Lebanon's an-Nahar newspaper published an op-ed titled, "Netanyahu, the war preacher."
"Netanyahu has taken advantage of the Iranian threat to prevent any discussion on a peace deal with the Palestinians and effectively prevent such an agreement. Instead of advocating peace at the UN, he called on the international community to wage a new war with his demand for a red line for Iran. But Netanyahu's cries for war will fall on deaf ears as the world does not want to embark on a new military escapade in the region."
'Netanyahu turns to our subconscious'
Imad Abdullah Ayasrah, a Jordanian political analyst, highlighted a different aspect of Netanyahu's speech. "Netanyahu presented us with an obvious psychological speech in which he turns to one's subconscious and transfers the Iranian threat to the ears of the international community.

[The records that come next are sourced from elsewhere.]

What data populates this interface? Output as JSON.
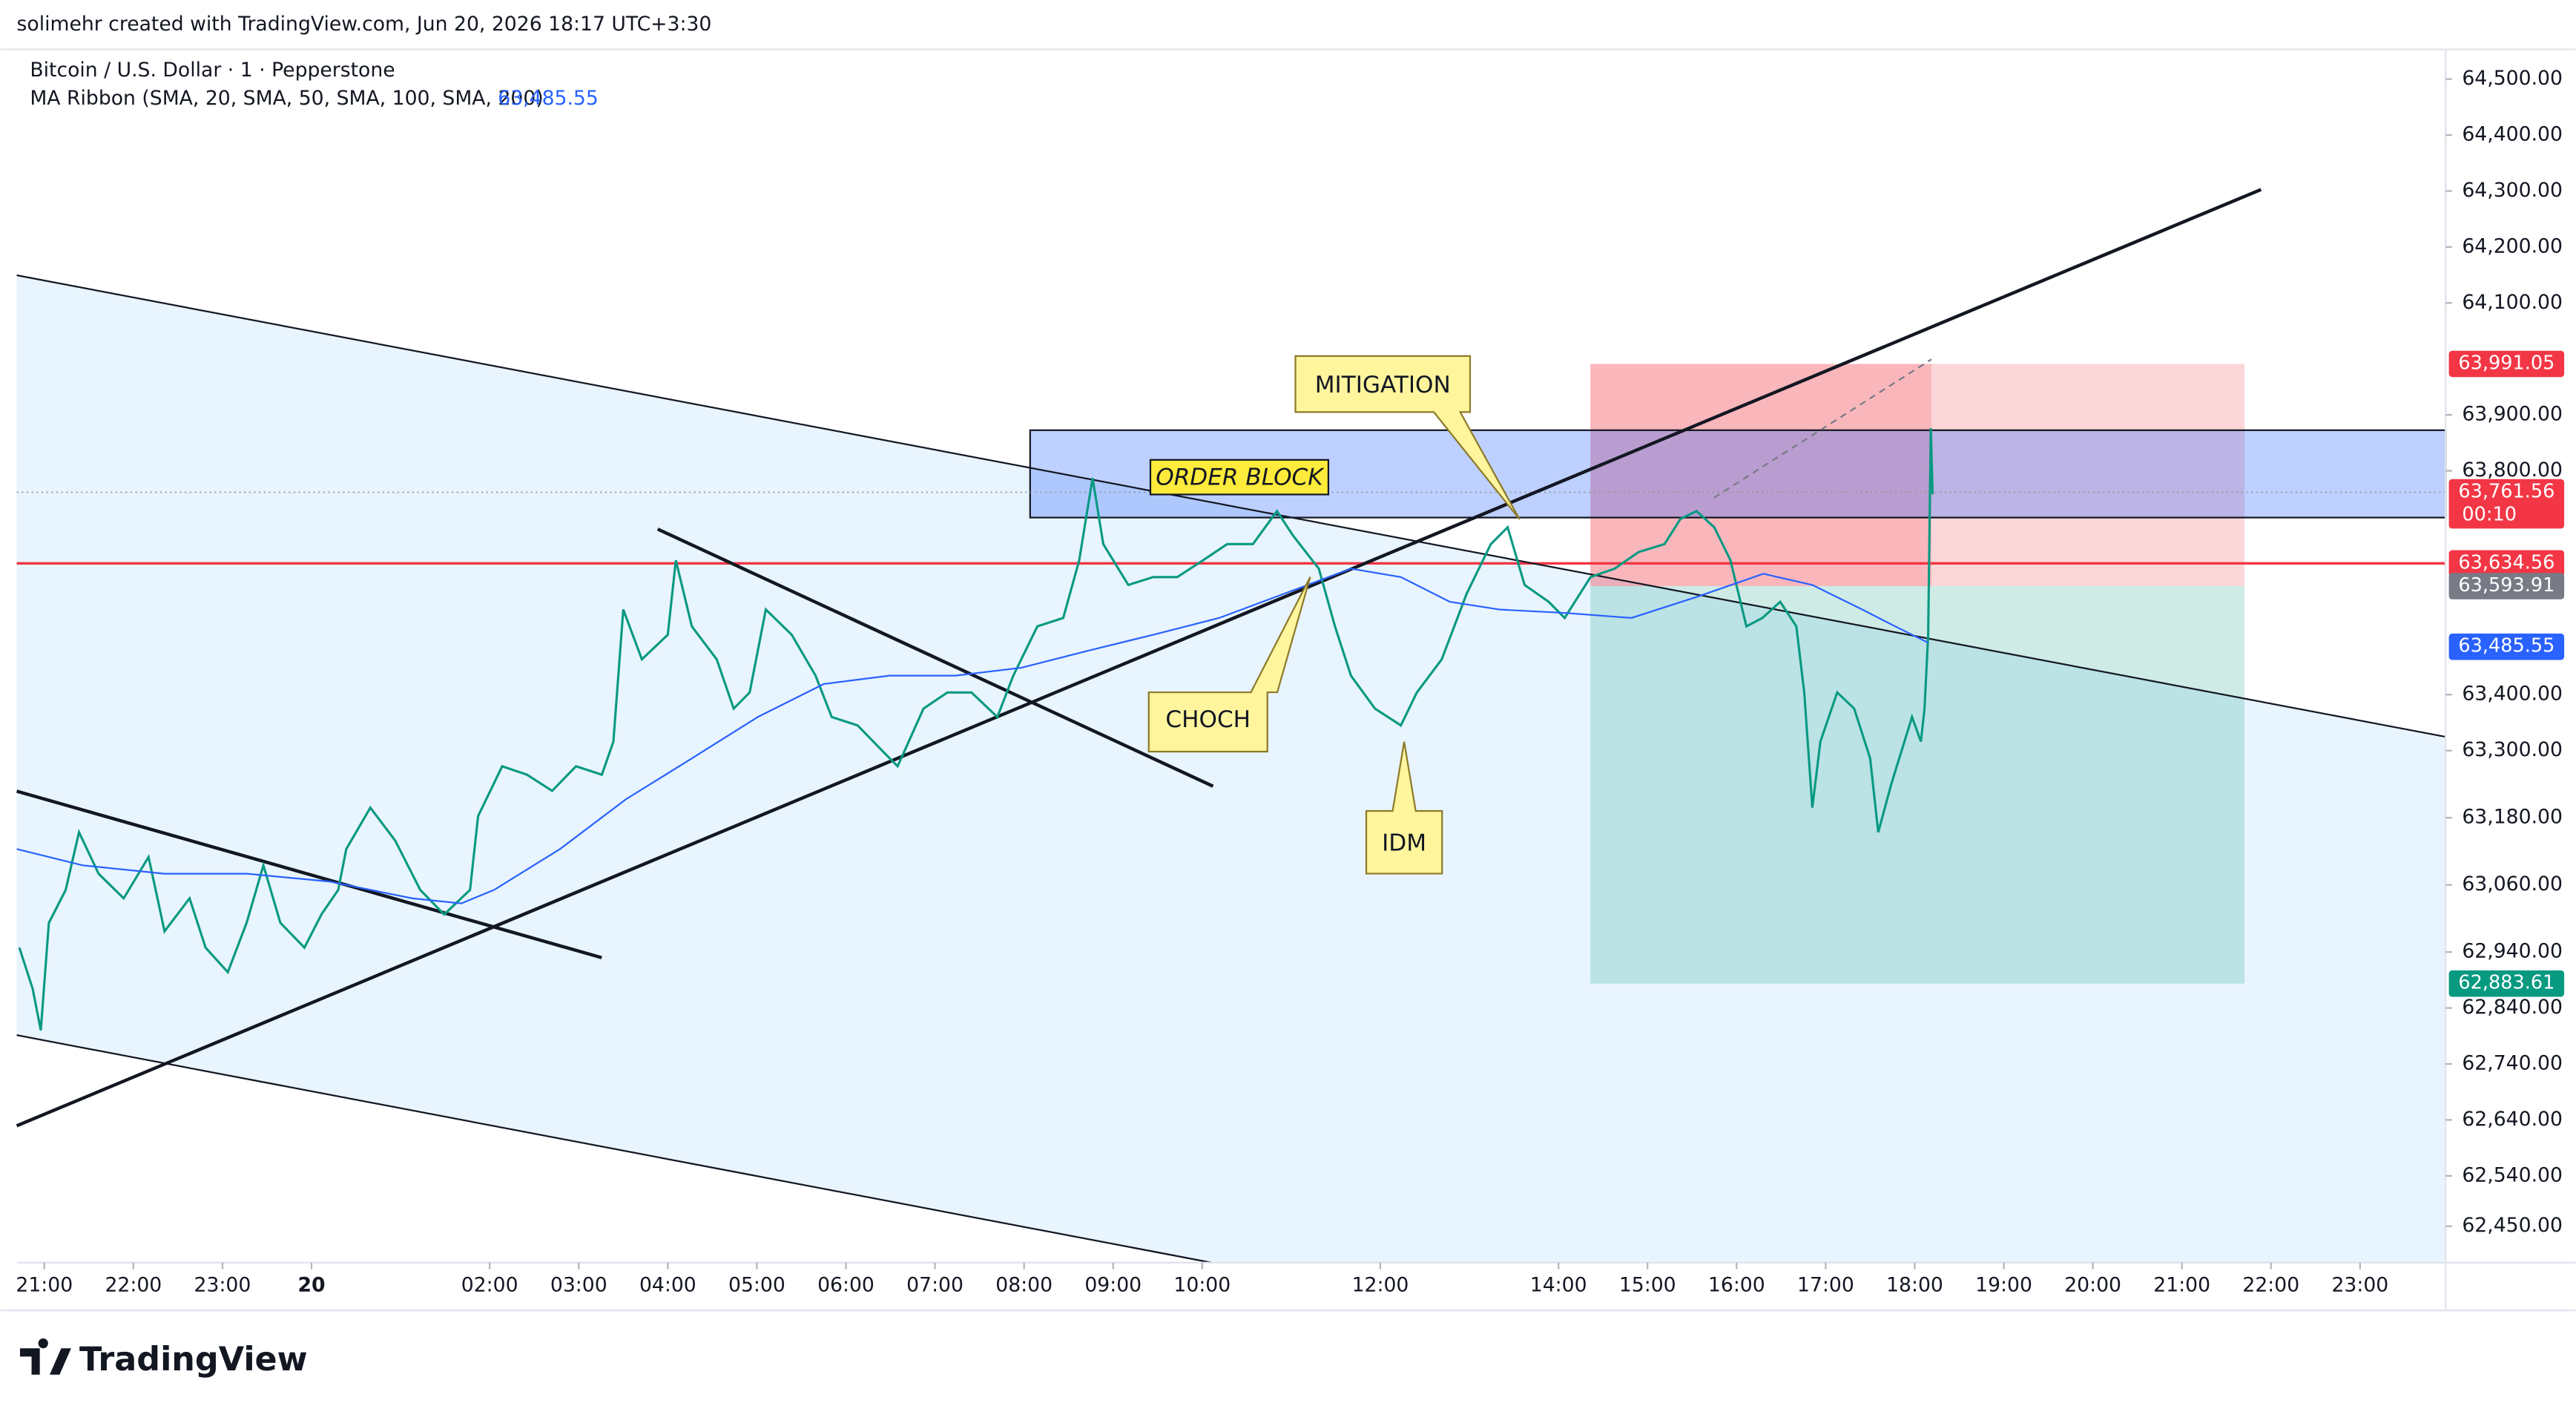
{
  "attribution": "solimehr created with TradingView.com, Jun 20, 2026 18:17 UTC+3:30",
  "footer": "TradingView",
  "chart_data": {
    "type": "line",
    "title": "Bitcoin / U.S. Dollar · 1 · Pepperstone",
    "indicator": "MA Ribbon (SMA, 20, SMA, 50, SMA, 100, SMA, 200)",
    "indicator_value": {
      "value": 63485.55,
      "label": "63,485.55"
    },
    "xlim": [
      -0.31,
      26.96
    ],
    "ylim": [
      62385,
      64553
    ],
    "xticks": [
      {
        "value": 0,
        "label": "21:00"
      },
      {
        "value": 1,
        "label": "22:00"
      },
      {
        "value": 2,
        "label": "23:00"
      },
      {
        "value": 3,
        "label": "20"
      },
      {
        "value": 5,
        "label": "02:00"
      },
      {
        "value": 6,
        "label": "03:00"
      },
      {
        "value": 7,
        "label": "04:00"
      },
      {
        "value": 8,
        "label": "05:00"
      },
      {
        "value": 9,
        "label": "06:00"
      },
      {
        "value": 10,
        "label": "07:00"
      },
      {
        "value": 11,
        "label": "08:00"
      },
      {
        "value": 12,
        "label": "09:00"
      },
      {
        "value": 13,
        "label": "10:00"
      },
      {
        "value": 15,
        "label": "12:00"
      },
      {
        "value": 17,
        "label": "14:00"
      },
      {
        "value": 18,
        "label": "15:00"
      },
      {
        "value": 19,
        "label": "16:00"
      },
      {
        "value": 20,
        "label": "17:00"
      },
      {
        "value": 21,
        "label": "18:00"
      },
      {
        "value": 22,
        "label": "19:00"
      },
      {
        "value": 23,
        "label": "20:00"
      },
      {
        "value": 24,
        "label": "21:00"
      },
      {
        "value": 25,
        "label": "22:00"
      },
      {
        "value": 26,
        "label": "23:00"
      }
    ],
    "yticks": [
      {
        "value": 64500,
        "label": "64,500.00"
      },
      {
        "value": 64400,
        "label": "64,400.00"
      },
      {
        "value": 64300,
        "label": "64,300.00"
      },
      {
        "value": 64200,
        "label": "64,200.00"
      },
      {
        "value": 64100,
        "label": "64,100.00"
      },
      {
        "value": 63900,
        "label": "63,900.00"
      },
      {
        "value": 63800,
        "label": "63,800.00"
      },
      {
        "value": 63400,
        "label": "63,400.00"
      },
      {
        "value": 63300,
        "label": "63,300.00"
      },
      {
        "value": 63180,
        "label": "63,180.00"
      },
      {
        "value": 63060,
        "label": "63,060.00"
      },
      {
        "value": 62940,
        "label": "62,940.00"
      },
      {
        "value": 62840,
        "label": "62,840.00"
      },
      {
        "value": 62740,
        "label": "62,740.00"
      },
      {
        "value": 62640,
        "label": "62,640.00"
      },
      {
        "value": 62540,
        "label": "62,540.00"
      },
      {
        "value": 62450,
        "label": "62,450.00"
      }
    ],
    "series": [
      {
        "color": "#089981",
        "x": [
          -0.28,
          -0.13,
          -0.04,
          0.05,
          0.24,
          0.39,
          0.61,
          0.89,
          1.17,
          1.35,
          1.63,
          1.81,
          2.06,
          2.27,
          2.46,
          2.65,
          2.92,
          3.11,
          3.3,
          3.39,
          3.66,
          3.94,
          4.22,
          4.49,
          4.78,
          4.87,
          5.14,
          5.42,
          5.7,
          5.97,
          6.26,
          6.39,
          6.5,
          6.71,
          7.0,
          7.09,
          7.27,
          7.55,
          7.74,
          7.92,
          8.1,
          8.39,
          8.66,
          8.84,
          9.13,
          9.4,
          9.58,
          9.87,
          10.14,
          10.41,
          10.7,
          10.88,
          11.15,
          11.44,
          11.62,
          11.77,
          11.89,
          12.17,
          12.45,
          12.72,
          13.01,
          13.28,
          13.57,
          13.84,
          14.02,
          14.31,
          14.49,
          14.67,
          14.94,
          15.23,
          15.41,
          15.69,
          15.97,
          16.24,
          16.43,
          16.62,
          16.89,
          17.07,
          17.36,
          17.63,
          17.9,
          18.19,
          18.37,
          18.55,
          18.75,
          18.93,
          19.11,
          19.29,
          19.49,
          19.67,
          19.76,
          19.85,
          19.94,
          20.13,
          20.32,
          20.5,
          20.59,
          20.74,
          20.97,
          21.07,
          21.11,
          21.15,
          21.18,
          21.2
        ],
        "values": [
          62948,
          62874,
          62800,
          62992,
          63051,
          63154,
          63080,
          63036,
          63110,
          62977,
          63036,
          62948,
          62904,
          62992,
          63095,
          62992,
          62948,
          63007,
          63051,
          63124,
          63198,
          63139,
          63051,
          63007,
          63051,
          63183,
          63272,
          63257,
          63228,
          63272,
          63257,
          63316,
          63552,
          63463,
          63507,
          63640,
          63522,
          63463,
          63375,
          63404,
          63552,
          63507,
          63434,
          63360,
          63345,
          63301,
          63272,
          63375,
          63404,
          63404,
          63360,
          63434,
          63522,
          63537,
          63640,
          63787,
          63669,
          63596,
          63610,
          63610,
          63640,
          63669,
          63669,
          63728,
          63684,
          63625,
          63522,
          63434,
          63375,
          63345,
          63404,
          63463,
          63581,
          63669,
          63699,
          63596,
          63566,
          63537,
          63610,
          63625,
          63655,
          63669,
          63714,
          63728,
          63699,
          63640,
          63522,
          63537,
          63566,
          63522,
          63404,
          63198,
          63316,
          63404,
          63375,
          63286,
          63154,
          63242,
          63360,
          63316,
          63375,
          63507,
          63876,
          63758
        ]
      },
      {
        "color": "#2962ff",
        "x": [
          -0.31,
          0.43,
          1.35,
          2.28,
          3.2,
          4.13,
          4.68,
          5.05,
          5.79,
          6.53,
          7.27,
          8.01,
          8.75,
          9.49,
          10.23,
          10.97,
          11.71,
          12.45,
          13.19,
          13.93,
          14.67,
          15.23,
          15.78,
          16.34,
          17.08,
          17.82,
          18.56,
          19.3,
          19.85,
          20.41,
          20.78,
          21.15
        ],
        "values": [
          63124,
          63095,
          63080,
          63080,
          63066,
          63036,
          63027,
          63051,
          63124,
          63213,
          63286,
          63360,
          63419,
          63434,
          63434,
          63448,
          63478,
          63507,
          63537,
          63581,
          63625,
          63610,
          63566,
          63552,
          63546,
          63537,
          63575,
          63616,
          63596,
          63552,
          63522,
          63493
        ]
      }
    ],
    "price_labels": [
      {
        "value": 63991.05,
        "label": "63,991.05",
        "color": "#f23645"
      },
      {
        "value": 63761.56,
        "label": "63,761.56",
        "color": "#f23645"
      },
      {
        "value": 63634.56,
        "label": "63,634.56",
        "color": "#f23645"
      },
      {
        "value": 63593.91,
        "label": "63,593.91",
        "color": "#787b86"
      },
      {
        "value": 63485.55,
        "label": "63,485.55",
        "color": "#2962ff"
      },
      {
        "value": 62883.61,
        "label": "62,883.61",
        "color": "#089981"
      }
    ],
    "countdown": "00:10",
    "annotations": [
      "ORDER BLOCK",
      "MITIGATION",
      "CHOCH",
      "IDM"
    ]
  }
}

As far as I'm aware, speeches by Arabs rarely rely on psychologists to convey what they want in the simplest way.
"Netanyahu's drawing, with all its simplicity, was prepared by an army of experts and has the clear markings of a message to the subconscious that Iran will use the bomb immediately when uranium enrichment hits the 90% mark.
"The speech made the world feel like Iran's nuclear program is of a military nature and the question is not whether Iran will produce a bomb but when will it use it."
"I am not defending Netanyahu but in all fairness his speech is one of the most creative political speeches I have ever heard. This is the power of the media war." He concluded by saying, "We, Israel's enemies, know when its leaders distort reality, but the question is how Israel's allies will respond to these speeches."